While Clinton has struggled to excite her party’s base, Tuesday’s results demonstrated the organizational power of her campaign, which competed effectively in all 11 states. And it illustrated the strength of her message of pragmatic progressivism over Sanders’ big ideas and big promises.

“I might not want to have a beer with her, she’s maybe a little abrasive, but as far as experience and she’s more of a policy wonk — I think she can get things done,” Larry Meade, 53, after casting a ballot for Clinton in Falls Church, Va. “She’s more realistic than Bernie Sanders and she’s probably the best chance to continue what Obama’s accomplished.”

Sanders told supporters at his election night party to keep an eye on the delegate count, and not to be too worried about which candidate wins the most states.

“Let me remind you of what the media often forgets about,” Sanders said to thousands of cheering supporters. “This is not a general election. It is not winner take all. If you get 52 percent, if you get 48 percent, you roughly end up with the same amount of delegates in a state.”

His prediction: “By the end of the night we are going to win many hundreds of delegates.” Tad Devine, a top Sanders strategist, said the campaign wants to win at least 300 of the 878 delegates up for grabs.

Those delegates were coming from the mostly white states, not from places where African-American voters make up a large chunk of Democratic electorate. And overall, Sanders’ winning margins with white voters are not large enough to overcome the massive deficits he has shown with minorities, which makes it difficult to clinch the nomination.


His supporters acknowledged that he has a difficult road to the nomination. Some said they were satisfied to send the party a message in the primary.

“My expectation is that Hillary will win in terms of the Democratic nomination, but it still feels good to at least engage in some kind of civic action, however small it may be,” said Arvand Moein a 25-year-old college student who supported Sanders in the Virginia primary.
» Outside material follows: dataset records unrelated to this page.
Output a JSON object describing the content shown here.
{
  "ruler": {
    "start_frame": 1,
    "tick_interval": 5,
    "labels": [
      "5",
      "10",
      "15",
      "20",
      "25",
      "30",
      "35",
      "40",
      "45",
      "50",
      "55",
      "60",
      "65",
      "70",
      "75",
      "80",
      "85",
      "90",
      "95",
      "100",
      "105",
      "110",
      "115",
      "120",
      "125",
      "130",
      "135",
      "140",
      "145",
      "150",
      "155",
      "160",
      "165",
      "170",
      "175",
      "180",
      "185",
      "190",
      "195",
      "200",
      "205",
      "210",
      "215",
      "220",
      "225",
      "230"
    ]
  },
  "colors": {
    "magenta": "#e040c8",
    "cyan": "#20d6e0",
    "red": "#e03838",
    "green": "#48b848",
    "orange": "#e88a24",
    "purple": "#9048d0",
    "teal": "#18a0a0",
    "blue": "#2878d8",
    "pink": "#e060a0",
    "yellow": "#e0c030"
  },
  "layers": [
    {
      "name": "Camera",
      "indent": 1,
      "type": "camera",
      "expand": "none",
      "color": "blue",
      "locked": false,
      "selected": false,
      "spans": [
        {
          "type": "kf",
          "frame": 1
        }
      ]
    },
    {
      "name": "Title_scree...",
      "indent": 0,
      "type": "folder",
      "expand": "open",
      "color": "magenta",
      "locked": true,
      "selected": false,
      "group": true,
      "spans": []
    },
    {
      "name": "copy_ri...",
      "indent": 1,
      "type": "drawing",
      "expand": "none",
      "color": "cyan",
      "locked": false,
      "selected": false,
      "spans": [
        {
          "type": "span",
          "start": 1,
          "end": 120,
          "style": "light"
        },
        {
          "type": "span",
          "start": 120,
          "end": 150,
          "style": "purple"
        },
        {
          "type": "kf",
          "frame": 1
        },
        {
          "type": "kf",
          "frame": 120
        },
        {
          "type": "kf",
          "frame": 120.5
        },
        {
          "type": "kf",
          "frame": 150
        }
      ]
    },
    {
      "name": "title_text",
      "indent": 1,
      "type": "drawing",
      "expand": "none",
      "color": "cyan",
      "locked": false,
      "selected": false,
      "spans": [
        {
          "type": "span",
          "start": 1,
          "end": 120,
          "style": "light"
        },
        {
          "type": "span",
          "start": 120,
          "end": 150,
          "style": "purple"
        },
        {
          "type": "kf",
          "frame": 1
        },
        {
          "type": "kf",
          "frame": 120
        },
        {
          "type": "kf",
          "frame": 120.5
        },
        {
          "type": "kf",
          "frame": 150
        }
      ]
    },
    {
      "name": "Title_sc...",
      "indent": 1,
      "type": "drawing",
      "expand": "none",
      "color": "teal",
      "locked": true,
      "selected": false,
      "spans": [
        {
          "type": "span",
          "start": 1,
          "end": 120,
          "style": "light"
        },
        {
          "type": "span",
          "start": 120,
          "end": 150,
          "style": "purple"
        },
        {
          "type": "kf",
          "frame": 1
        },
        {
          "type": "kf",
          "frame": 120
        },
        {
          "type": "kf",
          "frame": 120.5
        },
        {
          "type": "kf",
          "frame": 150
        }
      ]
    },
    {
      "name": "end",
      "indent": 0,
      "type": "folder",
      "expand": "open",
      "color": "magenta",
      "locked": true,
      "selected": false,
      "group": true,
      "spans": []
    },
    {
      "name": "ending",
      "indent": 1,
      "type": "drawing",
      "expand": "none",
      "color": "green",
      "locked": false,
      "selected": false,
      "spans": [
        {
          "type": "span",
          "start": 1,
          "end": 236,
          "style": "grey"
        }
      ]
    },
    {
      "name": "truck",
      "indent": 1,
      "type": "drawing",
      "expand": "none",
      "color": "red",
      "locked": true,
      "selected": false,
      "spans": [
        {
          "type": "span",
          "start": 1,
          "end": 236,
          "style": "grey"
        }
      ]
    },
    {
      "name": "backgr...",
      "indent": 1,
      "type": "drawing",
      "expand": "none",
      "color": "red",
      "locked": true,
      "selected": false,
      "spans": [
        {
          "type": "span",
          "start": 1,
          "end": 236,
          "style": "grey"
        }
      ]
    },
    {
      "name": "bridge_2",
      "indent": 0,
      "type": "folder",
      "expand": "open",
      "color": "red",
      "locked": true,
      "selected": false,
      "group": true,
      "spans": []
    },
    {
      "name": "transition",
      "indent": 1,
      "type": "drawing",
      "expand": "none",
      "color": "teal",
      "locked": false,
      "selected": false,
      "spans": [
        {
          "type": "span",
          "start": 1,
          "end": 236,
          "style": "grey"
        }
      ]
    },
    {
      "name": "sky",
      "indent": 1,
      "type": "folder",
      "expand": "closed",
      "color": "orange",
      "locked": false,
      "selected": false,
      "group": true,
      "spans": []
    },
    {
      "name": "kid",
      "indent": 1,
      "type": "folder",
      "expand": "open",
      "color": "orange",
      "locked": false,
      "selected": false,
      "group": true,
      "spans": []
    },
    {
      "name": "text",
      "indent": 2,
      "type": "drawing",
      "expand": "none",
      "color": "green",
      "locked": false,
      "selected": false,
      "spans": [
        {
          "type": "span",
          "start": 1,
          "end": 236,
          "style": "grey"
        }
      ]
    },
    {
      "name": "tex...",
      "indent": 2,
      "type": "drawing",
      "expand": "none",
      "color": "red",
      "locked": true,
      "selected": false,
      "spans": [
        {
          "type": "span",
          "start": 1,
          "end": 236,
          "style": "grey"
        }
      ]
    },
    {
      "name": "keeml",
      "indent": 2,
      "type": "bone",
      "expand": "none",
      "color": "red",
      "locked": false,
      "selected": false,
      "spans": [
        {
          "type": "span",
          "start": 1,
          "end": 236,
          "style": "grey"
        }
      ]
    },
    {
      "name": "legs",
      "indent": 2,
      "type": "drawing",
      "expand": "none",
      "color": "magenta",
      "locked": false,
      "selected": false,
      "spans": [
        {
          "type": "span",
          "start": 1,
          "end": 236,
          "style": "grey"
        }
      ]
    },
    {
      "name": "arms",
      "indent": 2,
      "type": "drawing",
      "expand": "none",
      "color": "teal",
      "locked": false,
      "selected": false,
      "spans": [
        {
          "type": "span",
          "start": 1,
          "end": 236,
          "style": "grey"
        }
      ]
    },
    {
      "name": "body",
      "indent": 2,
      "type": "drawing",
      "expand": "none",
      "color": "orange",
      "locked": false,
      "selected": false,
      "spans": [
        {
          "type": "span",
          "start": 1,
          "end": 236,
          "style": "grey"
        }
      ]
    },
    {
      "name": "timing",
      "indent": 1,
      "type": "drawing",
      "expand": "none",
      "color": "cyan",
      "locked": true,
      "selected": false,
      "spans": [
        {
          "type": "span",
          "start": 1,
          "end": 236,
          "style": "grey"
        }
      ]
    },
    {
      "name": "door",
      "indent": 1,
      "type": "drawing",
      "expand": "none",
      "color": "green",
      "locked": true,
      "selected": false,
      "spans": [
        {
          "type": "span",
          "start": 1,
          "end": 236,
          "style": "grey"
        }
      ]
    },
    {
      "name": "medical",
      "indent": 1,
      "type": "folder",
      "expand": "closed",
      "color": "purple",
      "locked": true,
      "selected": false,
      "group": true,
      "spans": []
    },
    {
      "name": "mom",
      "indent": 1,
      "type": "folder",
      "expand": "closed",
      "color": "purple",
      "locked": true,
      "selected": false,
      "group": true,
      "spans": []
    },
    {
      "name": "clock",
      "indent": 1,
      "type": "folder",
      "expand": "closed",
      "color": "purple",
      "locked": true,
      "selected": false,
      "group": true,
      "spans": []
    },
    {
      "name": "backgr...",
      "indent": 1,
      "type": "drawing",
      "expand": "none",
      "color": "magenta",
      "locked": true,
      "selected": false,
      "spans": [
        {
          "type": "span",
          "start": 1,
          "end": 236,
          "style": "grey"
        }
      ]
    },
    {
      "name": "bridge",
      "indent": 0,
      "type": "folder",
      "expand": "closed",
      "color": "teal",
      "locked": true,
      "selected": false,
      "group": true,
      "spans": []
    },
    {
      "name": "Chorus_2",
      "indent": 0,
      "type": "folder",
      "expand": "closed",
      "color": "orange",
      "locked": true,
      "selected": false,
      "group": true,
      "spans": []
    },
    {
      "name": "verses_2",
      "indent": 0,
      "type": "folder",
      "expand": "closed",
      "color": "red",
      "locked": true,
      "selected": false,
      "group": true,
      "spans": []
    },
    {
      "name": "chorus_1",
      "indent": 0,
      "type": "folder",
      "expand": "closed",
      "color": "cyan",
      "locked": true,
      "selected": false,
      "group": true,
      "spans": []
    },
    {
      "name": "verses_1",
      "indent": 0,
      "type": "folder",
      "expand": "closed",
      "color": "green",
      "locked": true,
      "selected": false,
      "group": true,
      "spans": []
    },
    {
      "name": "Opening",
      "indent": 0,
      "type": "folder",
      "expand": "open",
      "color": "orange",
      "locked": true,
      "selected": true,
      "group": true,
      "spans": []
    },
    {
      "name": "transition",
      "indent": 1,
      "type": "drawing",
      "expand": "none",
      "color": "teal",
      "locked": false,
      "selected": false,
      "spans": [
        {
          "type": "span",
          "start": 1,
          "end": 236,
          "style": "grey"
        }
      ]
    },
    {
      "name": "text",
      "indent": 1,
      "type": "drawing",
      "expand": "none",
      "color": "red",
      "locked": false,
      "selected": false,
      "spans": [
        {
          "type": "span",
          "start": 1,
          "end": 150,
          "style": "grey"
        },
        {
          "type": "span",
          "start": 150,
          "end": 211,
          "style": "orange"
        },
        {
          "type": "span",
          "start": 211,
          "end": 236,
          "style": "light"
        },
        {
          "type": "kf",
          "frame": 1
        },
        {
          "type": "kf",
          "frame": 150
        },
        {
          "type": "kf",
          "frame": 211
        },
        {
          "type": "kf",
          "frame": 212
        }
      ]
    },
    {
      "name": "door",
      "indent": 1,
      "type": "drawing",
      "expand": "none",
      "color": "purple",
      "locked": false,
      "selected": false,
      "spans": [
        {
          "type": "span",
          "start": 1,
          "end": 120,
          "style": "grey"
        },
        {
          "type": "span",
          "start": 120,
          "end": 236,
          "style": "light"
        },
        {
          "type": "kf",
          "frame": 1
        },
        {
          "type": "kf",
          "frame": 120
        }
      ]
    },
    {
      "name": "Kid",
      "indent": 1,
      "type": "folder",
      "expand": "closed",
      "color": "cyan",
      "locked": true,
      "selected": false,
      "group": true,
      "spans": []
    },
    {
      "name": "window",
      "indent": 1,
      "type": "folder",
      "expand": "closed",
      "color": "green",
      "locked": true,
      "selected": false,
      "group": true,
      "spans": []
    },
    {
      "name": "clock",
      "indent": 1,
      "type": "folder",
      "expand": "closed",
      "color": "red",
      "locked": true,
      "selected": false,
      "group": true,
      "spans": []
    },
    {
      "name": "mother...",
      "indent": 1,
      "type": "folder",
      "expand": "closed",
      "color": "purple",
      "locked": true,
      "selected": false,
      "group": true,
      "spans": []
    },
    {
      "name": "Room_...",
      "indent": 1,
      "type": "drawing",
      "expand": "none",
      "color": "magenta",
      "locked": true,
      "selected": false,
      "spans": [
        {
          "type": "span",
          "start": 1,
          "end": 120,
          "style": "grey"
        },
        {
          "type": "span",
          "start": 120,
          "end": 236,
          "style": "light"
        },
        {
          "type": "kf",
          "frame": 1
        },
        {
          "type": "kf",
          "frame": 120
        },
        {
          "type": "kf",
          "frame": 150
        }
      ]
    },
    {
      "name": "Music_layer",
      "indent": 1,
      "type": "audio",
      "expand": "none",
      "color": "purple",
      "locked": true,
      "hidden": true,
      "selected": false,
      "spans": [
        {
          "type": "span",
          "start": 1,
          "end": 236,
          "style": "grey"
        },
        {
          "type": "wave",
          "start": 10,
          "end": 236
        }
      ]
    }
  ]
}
Bernie Sanders, celebrating a victory in the Democratic primary in his home state of Vermont, is pledging to ‘‘win many hundreds of delegates’‘ on Super Tuesday.
Bernie Sanders, celebrating a victory in the Democratic primary in his home state of Vermont, is pledging to ‘‘win many hundreds of delegates’’ on Super Tuesday.

In Sanders’ home state of Vermont, voters swelled with pride that their long-sidelined senator was occupying the national stage.

“It’s crazy to see people all over America saying, ‘Vote for Bernie!’ ” said Kellianna Bristol, 18, a Vermont native who works in the kitchen of a local bistro. “A couple of years ago no one would have even really [heard of him].”

Sanders voted in Burlington shortly after polls opened Tuesday morning.

“I will tell you after a lot of thought, I voted for me for president,” he said, exhibiting his signature dry humor.

Later in the afternoon, Sanders strolled down a cobblestone street in Burlington wearing sneakers and khaki pants. He was quickly surround by supporters.

“Go get ’em senator” said one man to Sanders, who responded, OK, we will,” before getting into his motorcade.

Sanders has pledged to stay in the race all the way to the convention this summer, even if it becomes clear that he will not be the nominee.

His campaign pushed to raise as much cash as possible before Super Tuesday, as the polls looked grim for him.

The results were stunning: The campaign exceeded its goal of raising $40 million in February, a cash windfall that included pulling in more than $6 million on the last day of the month.

Most of his funds come from donors contributing about $30 each.

Small donors have flocked to his candidacy, opening their wallets at a shocking pace starting this year, when Sanders nearly defeated Clinton in Iowa and then shellacked her in New Hampshire.

That could be enough to fuel him through the next wave of contests, which include friendlier territory in states like Maine, Nebraska, and Idaho. He’s planned a trip to Portland, Maine, on Wednesday, which holds Democratic caucuses on Sunday.